Research teams from Massachusetts General Hospital and the Harvard Stem Cell Institute have teamed up to devise a new strategy for treating acute myeloid leukemia (AML). This new strategy is an outgrowth of new findings by these research groups that have identified an enzyme that plays a central role in the onset of AML.
During blood cell development in the bone marrow, hematopoietic stem cells divide to produce daughters cells, one of which remains a stem cells and the other of which becomes a progenitor cell. The progenitor cells can either differentiate toward the lymphoid lineage, in which it will become either a B-lymphocyte, T-lymphocyte, or a Natural Killer cell, or a myeloid precursor that can give rise to neutrophils, megakarocytes (that produce platelets), monocytes, eosinophils, or red blood cells. However, the means by which myeloid cells are formed in the bone marrow of AML patients is abnormal, and the myeloid precursor cells do not differentiate into a specific white blood cells, but, instead, remain immature and proliferate and crowd out and suppress the development of normal blood cells.
David Scadden, MD, director of the MGH Center for Regenerative Medicine (MGH-CRM), co-director of the Harvard Stem Cell Institute (HSCI), and senior author of this Cell paper, had this to say about AML: “AML is a devastating form of cancer; the five-year survival rate is only 30 percent, and it is even worse for the older patients who have a higher risk of developing the disease.” Dr. Scadden continued: “New therapies for AML are extremely limited – we are still using the protocols developed back in the 1970s – so we desperately need to find new treatments.”
What genetic changes cause these developmental abnormalities that lead to AML? As it turns out, a wide range of genetic changes occur in AML (see Medinger M, Lengerke C, Passweg J. Cancer Genomics Proteomics. 2016 09-10;13(5):317-29; and Prada-Arismendy J, Arroyave JC, Röthlisberger S. Blood Rev. 2016 Sep 2. pii: S0268-960X(16)30060-1). In this paper, however, the authors proposed that the effects on differentiation had to transition through a few shared events. Using a method created by lead author David Sykes of the MGH-CRM and HSCI, the team discovered that a single dysfunctional point in the developmental pathway common to most forms of AML that could be a treatment target.
Previous studies had demonstrated that expression of the HoxA9transcription factor, a transcription factor that must be inactivated during normal myeloid cell differentiation, is actually quite active in the myeloid precursors of 70 percent of patients with AML. Unfortunately, no inhibitors of HoxA9 have been identified to date. Therefore, Scadden and others used a different, albeit freaking ingenious, approach to screen small molecules that were potential Hox9A inhibitors based not on their interaction with a particular molecular target but on whether they could overcome the differentiation blockade characteristic of AML cells.

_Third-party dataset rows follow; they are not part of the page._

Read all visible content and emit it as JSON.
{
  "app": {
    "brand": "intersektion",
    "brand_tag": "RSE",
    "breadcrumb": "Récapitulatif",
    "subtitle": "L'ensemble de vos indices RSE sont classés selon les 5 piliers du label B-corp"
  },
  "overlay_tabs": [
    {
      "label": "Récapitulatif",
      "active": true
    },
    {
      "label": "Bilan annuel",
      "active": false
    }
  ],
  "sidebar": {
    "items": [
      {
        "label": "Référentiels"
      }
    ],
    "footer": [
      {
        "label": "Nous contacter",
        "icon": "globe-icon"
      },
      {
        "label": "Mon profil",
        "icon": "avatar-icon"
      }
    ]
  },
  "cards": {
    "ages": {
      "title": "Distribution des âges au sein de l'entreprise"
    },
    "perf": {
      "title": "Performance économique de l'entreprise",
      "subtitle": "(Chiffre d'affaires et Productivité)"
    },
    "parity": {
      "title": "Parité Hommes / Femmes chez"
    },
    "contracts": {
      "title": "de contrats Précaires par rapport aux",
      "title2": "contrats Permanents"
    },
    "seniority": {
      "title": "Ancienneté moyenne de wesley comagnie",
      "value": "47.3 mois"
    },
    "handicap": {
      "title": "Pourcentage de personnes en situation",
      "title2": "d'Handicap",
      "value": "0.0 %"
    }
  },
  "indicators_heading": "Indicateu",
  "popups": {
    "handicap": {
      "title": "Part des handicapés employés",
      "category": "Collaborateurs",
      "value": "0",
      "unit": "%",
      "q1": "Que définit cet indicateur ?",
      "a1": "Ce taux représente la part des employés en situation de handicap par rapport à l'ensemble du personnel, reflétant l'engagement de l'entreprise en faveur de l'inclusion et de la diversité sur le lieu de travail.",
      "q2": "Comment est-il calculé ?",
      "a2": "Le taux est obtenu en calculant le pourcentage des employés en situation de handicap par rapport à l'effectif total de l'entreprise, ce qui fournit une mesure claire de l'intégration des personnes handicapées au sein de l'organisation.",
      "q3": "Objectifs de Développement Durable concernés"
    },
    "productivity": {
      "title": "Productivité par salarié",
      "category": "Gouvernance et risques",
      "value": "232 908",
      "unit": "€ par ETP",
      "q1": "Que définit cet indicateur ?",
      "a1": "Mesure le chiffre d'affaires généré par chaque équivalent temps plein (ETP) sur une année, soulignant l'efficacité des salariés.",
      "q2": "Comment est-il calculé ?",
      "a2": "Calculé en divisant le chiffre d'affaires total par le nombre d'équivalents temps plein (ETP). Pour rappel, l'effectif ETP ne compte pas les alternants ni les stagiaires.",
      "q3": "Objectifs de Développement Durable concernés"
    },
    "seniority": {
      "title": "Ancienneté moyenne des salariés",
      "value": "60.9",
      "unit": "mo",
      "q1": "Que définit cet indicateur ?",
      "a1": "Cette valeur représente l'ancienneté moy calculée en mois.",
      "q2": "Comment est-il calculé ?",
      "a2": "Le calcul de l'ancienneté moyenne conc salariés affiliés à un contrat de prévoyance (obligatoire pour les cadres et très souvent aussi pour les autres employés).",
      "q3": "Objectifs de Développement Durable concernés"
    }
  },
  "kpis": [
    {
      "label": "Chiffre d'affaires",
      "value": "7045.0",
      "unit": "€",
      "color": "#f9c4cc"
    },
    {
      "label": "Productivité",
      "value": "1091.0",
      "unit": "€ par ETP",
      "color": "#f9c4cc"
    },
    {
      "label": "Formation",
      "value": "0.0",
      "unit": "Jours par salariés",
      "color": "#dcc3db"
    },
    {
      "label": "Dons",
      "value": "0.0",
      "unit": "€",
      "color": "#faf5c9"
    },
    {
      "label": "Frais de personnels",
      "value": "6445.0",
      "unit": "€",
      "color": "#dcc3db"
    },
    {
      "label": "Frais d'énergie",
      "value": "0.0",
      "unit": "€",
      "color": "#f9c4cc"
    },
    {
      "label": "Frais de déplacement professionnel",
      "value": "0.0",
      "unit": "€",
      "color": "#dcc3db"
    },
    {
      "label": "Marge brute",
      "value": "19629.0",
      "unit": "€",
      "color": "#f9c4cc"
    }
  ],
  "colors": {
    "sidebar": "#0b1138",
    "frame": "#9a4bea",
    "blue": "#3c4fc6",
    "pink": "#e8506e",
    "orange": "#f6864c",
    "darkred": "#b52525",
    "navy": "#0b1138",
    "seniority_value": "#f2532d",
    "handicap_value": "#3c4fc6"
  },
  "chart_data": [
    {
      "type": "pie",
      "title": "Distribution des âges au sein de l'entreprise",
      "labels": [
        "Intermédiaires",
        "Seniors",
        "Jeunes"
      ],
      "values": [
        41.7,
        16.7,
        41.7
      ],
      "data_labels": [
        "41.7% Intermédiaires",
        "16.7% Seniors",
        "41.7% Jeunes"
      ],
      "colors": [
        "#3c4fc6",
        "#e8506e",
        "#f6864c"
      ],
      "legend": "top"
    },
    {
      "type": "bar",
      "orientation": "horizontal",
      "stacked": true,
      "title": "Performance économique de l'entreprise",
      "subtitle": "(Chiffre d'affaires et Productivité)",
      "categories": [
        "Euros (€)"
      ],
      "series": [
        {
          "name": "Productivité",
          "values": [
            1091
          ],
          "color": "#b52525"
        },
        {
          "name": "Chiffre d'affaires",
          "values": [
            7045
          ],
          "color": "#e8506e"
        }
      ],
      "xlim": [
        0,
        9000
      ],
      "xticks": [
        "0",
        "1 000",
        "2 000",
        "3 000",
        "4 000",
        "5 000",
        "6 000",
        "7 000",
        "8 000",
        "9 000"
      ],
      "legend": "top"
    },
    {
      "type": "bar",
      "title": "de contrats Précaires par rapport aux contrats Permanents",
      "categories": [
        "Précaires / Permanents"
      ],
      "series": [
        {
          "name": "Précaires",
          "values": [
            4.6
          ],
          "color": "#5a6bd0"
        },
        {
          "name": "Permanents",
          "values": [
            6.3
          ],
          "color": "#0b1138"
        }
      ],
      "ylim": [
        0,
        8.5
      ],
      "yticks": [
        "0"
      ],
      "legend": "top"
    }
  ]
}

First, they induced HoxA9 overexpression in cultured mouse myeloid cells to design a cellular model of AML. They also genetically engineered these cultured cells to glow green once they differentiated into the mature white blood cell types. These groups screened more than 330,000 small molecules to find which would produce the green signal in the cultured cells. The green glow indicated that the HoxA9-induced differentiation blockade had been effectively overcome. Only these 330,000 compounds, only 12 induced terminal differentiation of these cells, but 11 of then acted by suppressing a metabolic enzyme called DHODH. DHODH, or dihydroorotate dehydrogenase, is a biosynthetic an enzyme that is a member of the pyrimidine biosynthesis pathway, which catalyzes the oxidation of dihydroorotate to orotate.
This is a shocking discovery because the DHODH enzyme is not known to play any significant role in myeloid differentiation. Corroboratory experiments demonstrated that inhibition of DHODH effectively induced differentiation in both mouse and human AML cells.

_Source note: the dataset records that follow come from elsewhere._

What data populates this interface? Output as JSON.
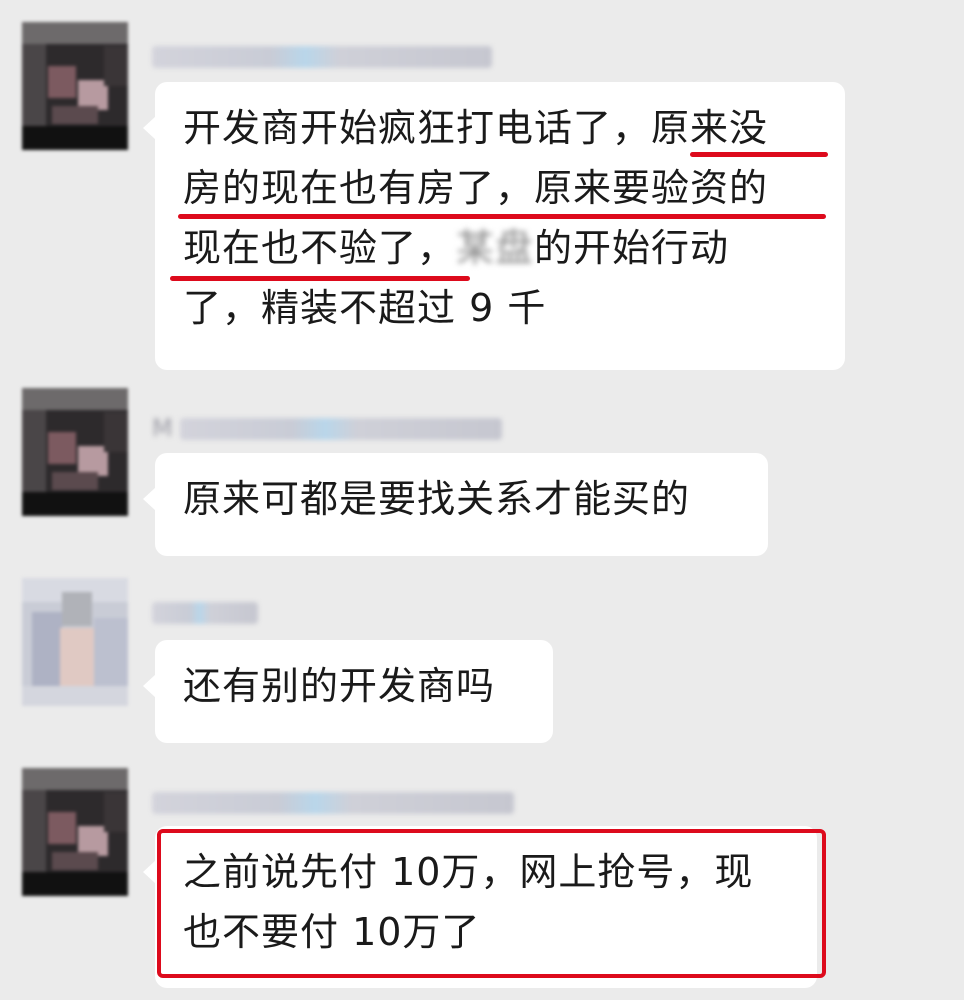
{
  "messages": [
    {
      "lines": [
        [
          "开发商开始疯狂打电话了，",
          "原来没"
        ],
        [
          "房的现在也有房了，原来要验资的"
        ],
        [
          "现在也不验了，",
          "某盘",
          "的开始行动"
        ],
        [
          "了，精装不超过 9 千"
        ]
      ]
    },
    {
      "sender": "M",
      "lines": [
        [
          "原来可都是要找关系才能买的"
        ]
      ]
    },
    {
      "lines": [
        [
          "还有别的开发商吗"
        ]
      ]
    },
    {
      "lines": [
        [
          "之前说先付 10万，网上抢号，现"
        ],
        [
          "也不要付 10万了"
        ]
      ]
    }
  ],
  "markup_color": "#dd0a1c",
  "bubble_color": "#ffffff",
  "background_color": "#ebebeb"
}
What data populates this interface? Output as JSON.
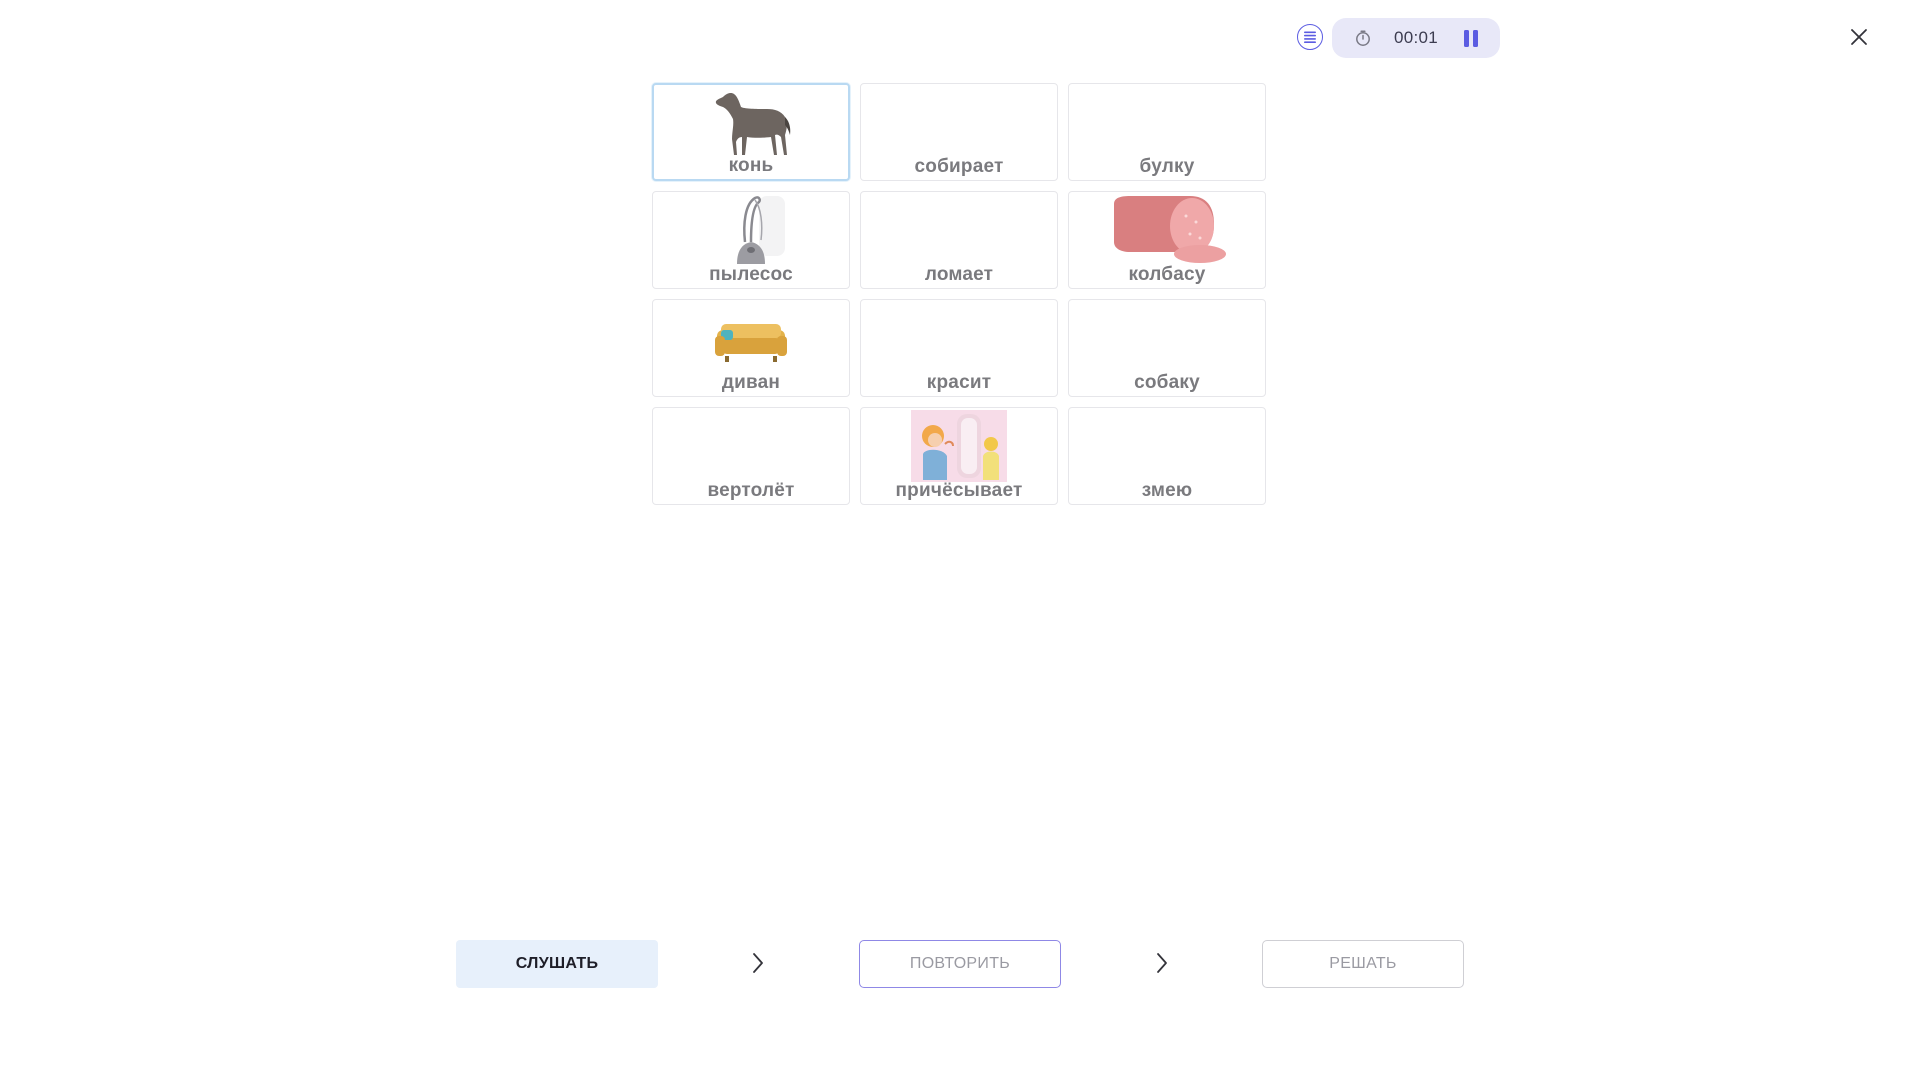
{
  "header": {
    "menu_icon": "list-icon",
    "timer": {
      "clock_icon": "stopwatch-icon",
      "time": "00:01",
      "pause_icon": "pause-icon"
    },
    "close_icon": "close-icon"
  },
  "cards": [
    {
      "word": "конь",
      "picture": "horse",
      "selected": true
    },
    {
      "word": "собирает",
      "picture": null
    },
    {
      "word": "булку",
      "picture": null
    },
    {
      "word": "пылесос",
      "picture": "vacuum-cleaner"
    },
    {
      "word": "ломает",
      "picture": null
    },
    {
      "word": "колбасу",
      "picture": "sausage"
    },
    {
      "word": "диван",
      "picture": "sofa"
    },
    {
      "word": "красит",
      "picture": null
    },
    {
      "word": "собаку",
      "picture": null
    },
    {
      "word": "вертолёт",
      "picture": null
    },
    {
      "word": "причёсывает",
      "picture": "girl-combing-hair"
    },
    {
      "word": "змею",
      "picture": null
    }
  ],
  "controls": {
    "listen_label": "СЛУШАТЬ",
    "repeat_label": "ПОВТОРИТЬ",
    "solve_label": "РЕШАТЬ"
  },
  "colors": {
    "accent": "#5b5ce2",
    "listen_bg": "#e7f0fb",
    "selected_border": "#b9d9f2",
    "word_text": "#7a7a7e"
  }
}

The next obvious step would be to use known inhibitors of DHODH in mice with AML. They were able to identify a dosing schedule that reduced levels of leukemic cells and prolonged survival that caused none of the adverse effects of normal chemotherapy. Even though six weeks of treatment with DHODH inhibitors did not prevent eventual relapse, treatment for up to 10 weeks seemed to have led to long-term remission of AML. This remission included reduction of the leukemia stem cells that can lead to relapse. Similar results were observed in mice into which human leukemia cells had been implanted.
“Drug companies tend to be skeptical of the kind of functional screening we used to identify DHODH as a target, because it can be complicated and imprecise. We think that with modern tools, we may be able to improve target identification, so applying this approach to a broader range of cancers may be justified,” says Scadden, who is chair and professor of Stem Cell and Regenerative Biology and Jordan Professor of Medicine at Harvard University. Additional investigation of the mechanism underlying DHODH inhibition should allow development of protocols for human clinical trials.
Scadden noted that this manuscript describes six years of work and, also, is a true reflection of the collaborative nature of science in pursuit of clinically relevant therapies.